Friday, January 25, 2008

Chapter Eight

And last, but not least, Orville knew that when he began to think outside of his body in third person as though he were a gigantic omniscient presence looking over the clouds at his body on the street below, he knew that then that meant that someone was following him.
At that moment in a land not that far away, at least in the same time zone, Thompsen was humping his way through the streets looking for the flower man, wondering, where in the hell is that flower guy gone? He had walked through street after street of Pago Pago and learned little more than maybe how to construct a rudimentary dugout canoe and that he really did think that the smell of coconut can be attractive coming from the right Polynesian women. But what he didn’t know was that that someone had been looking for him as well.
The man in a white panama hat tilted it at the passing of a large Samoan. The man stood under the shade of a large palm tree. The base of the tree was littered with several rinds of husky coconuts as though some giant sitting around watching Monday night football had peeled them like peanuts and discarded the shells nearby. He wore a blindingly white cloth suit and casually cracked his knuckles. A coconut fell from the palm splashed up a tiny whisp of the salty white sand that it fell into.

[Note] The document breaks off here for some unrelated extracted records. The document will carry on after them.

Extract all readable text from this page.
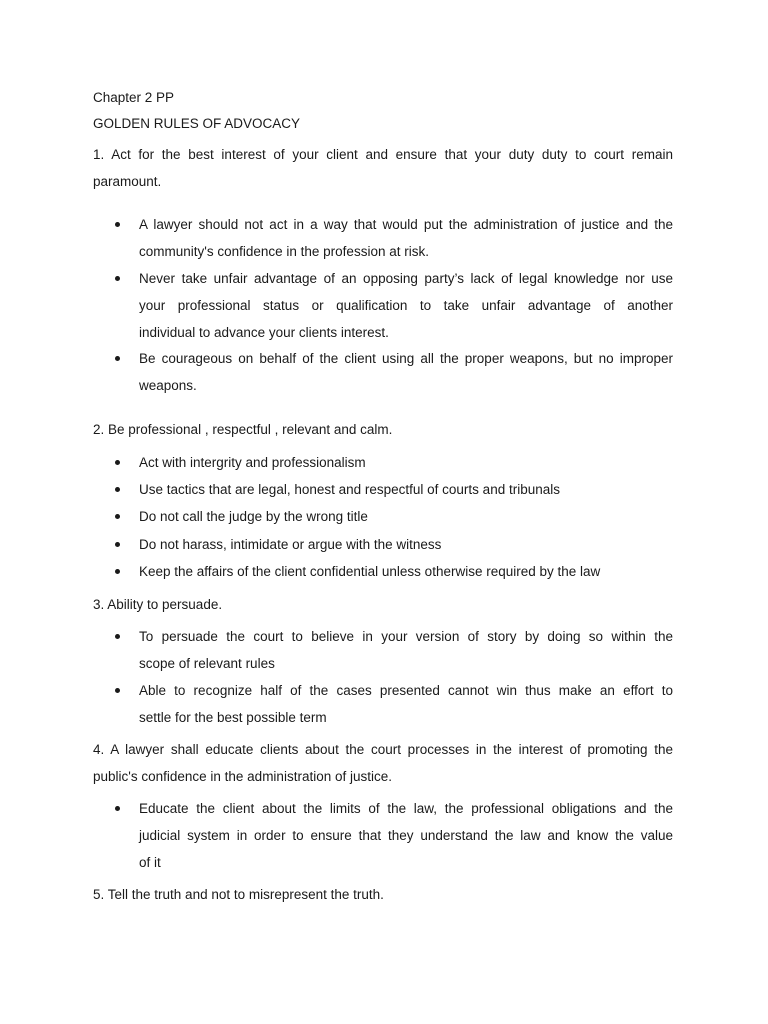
Chapter 2 PP
GOLDEN RULES OF ADVOCACY
1. Act for the best interest of your client and ensure that your duty duty to court remain
paramount.
A lawyer should not act in a way that would put the administration of justice and the
community's confidence in the profession at risk.
Never take unfair advantage of an opposing party’s lack of legal knowledge nor use
your professional status or qualification to take unfair advantage of another
individual to advance your clients interest.
Be courageous on behalf of the client using all the proper weapons, but no improper
weapons.
2. Be professional , respectful , relevant and calm.
Act with intergrity and professionalism
Use tactics that are legal, honest and respectful of courts and tribunals
Do not call the judge by the wrong title
Do not harass, intimidate or argue with the witness
Keep the affairs of the client confidential unless otherwise required by the law
3. Ability to persuade.
To persuade the court to believe in your version of story by doing so within the
scope of relevant rules
Able to recognize half of the cases presented cannot win thus make an effort to
settle for the best possible term
4. A lawyer shall educate clients about the court processes in the interest of promoting the
public's confidence in the administration of justice.
Educate the client about the limits of the law, the professional obligations and the
judicial system in order to ensure that they understand the law and know the value
of it
5. Tell the truth and not to misrepresent the truth.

From beneath the broad shade of the palm, the man in the panama hat checked his wristwatch, carefully turning the button on the side two full clicks until it stopped with a final tight ratchet. He had been watching the man in the oily black trench coat wander the streets of Pago Pago for the better part of the morning and found that he had nothing better to think of him than, let him wait. Recuerdo Santocristo-Timex Sancristo had amused himself with the man in the black trenchcoat. Already the man in the trenchcoat had passed him while Recuerdo had sat at the tiny outdoor bar/cafe, twice in a public mens room and once, just for the hell of it, Recuerdo had bumped into Thompsen slightly while passing him outside the Hotel Pago Pago Carlton. He had brushed his shoulder and then bowed grandiosely with his outstretched palm gripping the panama. Excuuuseee me, he had said and Thompsen readjusted (he could tell this by a glint of metal and the all too obvious form of a submachine gun under his coat) his Thompsen and walked on.
Recuerdo looked at his watch again. It was nearly the afternoon and he would have to approach Thompsen soon and deliver into his hand the greatest piece of news that horticultury and gardeners and heck, the world had ever seen.